In the Financial Planning industry when a planner is offering up his or her book of clients to another planner, the benchmark is two years residual service fees (between 1 and 1.5% of the market value of the assets the planner is currently administering). In public practice accounting, it's between one and two years' worth of gross billings. I would think that a physiotherapist's practice would be similar to this. In the end however the fair price is whatever someone's willing to pay. If you are financing the purchase of another practice, the bank's going to want to be certain of the value of all the assets you are purchasing, not just the goodwill. Usually they will want to see two years audited financial statements of the practice you're acquiring.


- What's Involved with Merging Two Practices?

When two service related practices agree to combine their businesses, the first major decision is whether to incorporate or not. As I've stated before the two are treated very differently in the eyes of the CRA. I'll look at it as if the two practices AREN'T incorporated, just combined to form a partnership. A partnership is considered a "flow-through entity". This means that once the net partnership income is calculated, each partners proportionate share of that income "flows through" to that partners tax return. With gross partnership income and all the related expenses treated like any other business.

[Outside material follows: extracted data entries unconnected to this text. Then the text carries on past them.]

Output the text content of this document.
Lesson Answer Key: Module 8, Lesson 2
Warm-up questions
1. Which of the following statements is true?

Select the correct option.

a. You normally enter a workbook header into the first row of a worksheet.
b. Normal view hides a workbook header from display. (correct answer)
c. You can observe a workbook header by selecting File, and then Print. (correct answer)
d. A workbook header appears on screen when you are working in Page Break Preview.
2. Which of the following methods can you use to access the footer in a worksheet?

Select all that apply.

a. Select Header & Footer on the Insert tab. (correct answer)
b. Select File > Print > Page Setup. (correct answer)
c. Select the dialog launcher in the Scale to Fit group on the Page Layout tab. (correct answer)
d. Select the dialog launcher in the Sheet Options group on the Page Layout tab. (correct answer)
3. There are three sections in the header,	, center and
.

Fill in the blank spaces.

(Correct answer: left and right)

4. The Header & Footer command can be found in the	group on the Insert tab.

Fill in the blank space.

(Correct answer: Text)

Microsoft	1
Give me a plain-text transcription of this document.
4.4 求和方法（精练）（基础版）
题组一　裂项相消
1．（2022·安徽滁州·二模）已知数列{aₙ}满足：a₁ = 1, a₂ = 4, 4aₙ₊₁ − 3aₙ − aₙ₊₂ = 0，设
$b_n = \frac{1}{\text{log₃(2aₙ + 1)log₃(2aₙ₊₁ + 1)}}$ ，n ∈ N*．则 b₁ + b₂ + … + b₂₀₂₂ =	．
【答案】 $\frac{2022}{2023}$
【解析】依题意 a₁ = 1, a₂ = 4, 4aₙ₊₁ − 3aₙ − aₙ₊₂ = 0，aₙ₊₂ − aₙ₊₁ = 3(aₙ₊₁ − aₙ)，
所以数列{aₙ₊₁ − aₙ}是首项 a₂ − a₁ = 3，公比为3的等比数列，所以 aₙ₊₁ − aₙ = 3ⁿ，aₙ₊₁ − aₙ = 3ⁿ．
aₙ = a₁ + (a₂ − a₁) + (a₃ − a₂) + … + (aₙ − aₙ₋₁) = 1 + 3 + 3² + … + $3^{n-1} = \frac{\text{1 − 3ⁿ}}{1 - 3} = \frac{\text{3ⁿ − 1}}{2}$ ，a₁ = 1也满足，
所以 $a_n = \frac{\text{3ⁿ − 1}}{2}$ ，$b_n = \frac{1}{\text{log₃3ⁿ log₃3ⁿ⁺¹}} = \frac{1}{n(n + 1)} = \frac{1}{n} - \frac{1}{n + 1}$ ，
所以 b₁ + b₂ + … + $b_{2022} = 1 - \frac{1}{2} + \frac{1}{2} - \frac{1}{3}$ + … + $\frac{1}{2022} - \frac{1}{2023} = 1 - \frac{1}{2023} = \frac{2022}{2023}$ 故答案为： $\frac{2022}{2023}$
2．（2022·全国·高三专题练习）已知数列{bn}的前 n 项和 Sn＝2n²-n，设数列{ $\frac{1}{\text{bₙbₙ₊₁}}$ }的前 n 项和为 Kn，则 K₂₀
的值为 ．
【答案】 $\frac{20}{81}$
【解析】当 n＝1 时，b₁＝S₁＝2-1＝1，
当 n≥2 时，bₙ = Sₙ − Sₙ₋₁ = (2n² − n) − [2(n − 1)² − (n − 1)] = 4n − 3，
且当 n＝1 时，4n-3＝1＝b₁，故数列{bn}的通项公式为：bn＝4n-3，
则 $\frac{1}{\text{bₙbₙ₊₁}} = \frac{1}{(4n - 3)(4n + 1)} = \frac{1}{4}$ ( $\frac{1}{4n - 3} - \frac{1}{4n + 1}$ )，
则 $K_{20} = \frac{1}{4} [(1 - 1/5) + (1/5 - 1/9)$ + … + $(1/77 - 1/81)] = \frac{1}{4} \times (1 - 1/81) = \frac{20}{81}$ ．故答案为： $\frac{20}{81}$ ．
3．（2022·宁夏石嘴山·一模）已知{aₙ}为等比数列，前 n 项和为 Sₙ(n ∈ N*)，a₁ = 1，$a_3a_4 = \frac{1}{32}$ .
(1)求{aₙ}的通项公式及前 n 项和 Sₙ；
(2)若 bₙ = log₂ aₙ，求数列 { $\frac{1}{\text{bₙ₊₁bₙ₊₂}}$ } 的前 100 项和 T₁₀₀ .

The partner's share of the partnership income gets taxed in the same form that it originally came into the partnership. It could be self-employed income, (either professional, business or rental), or investment income, or foreign income. The partners are liable for all debts incurred by the partnership. Charitable and political donations made by the partnership, and dividends and foreign income received by the partnership, flow their tax credits through to the individual partners. Any gains or losses from the sale of capital assets owned by the partnership are included in the net income of the partnership.

When a partner transfers property to a partnership, they're deemed to have sold it, and the partnership purchased it, at its fair market value, thus a rollover. That partner would receive an increase in their partnership interest as payment for the rollover property. The types of property that can be rolled over are: Capital property, inventory, intangible assets and land. The fair market value of the rolled over property is something CRA is very sticky about, since it's a non-arms length transaction.

With the forecast for an improving economy in this country, many self-employed professionals are looking to increase the size and capacity of their practices now, so as to increase profits later.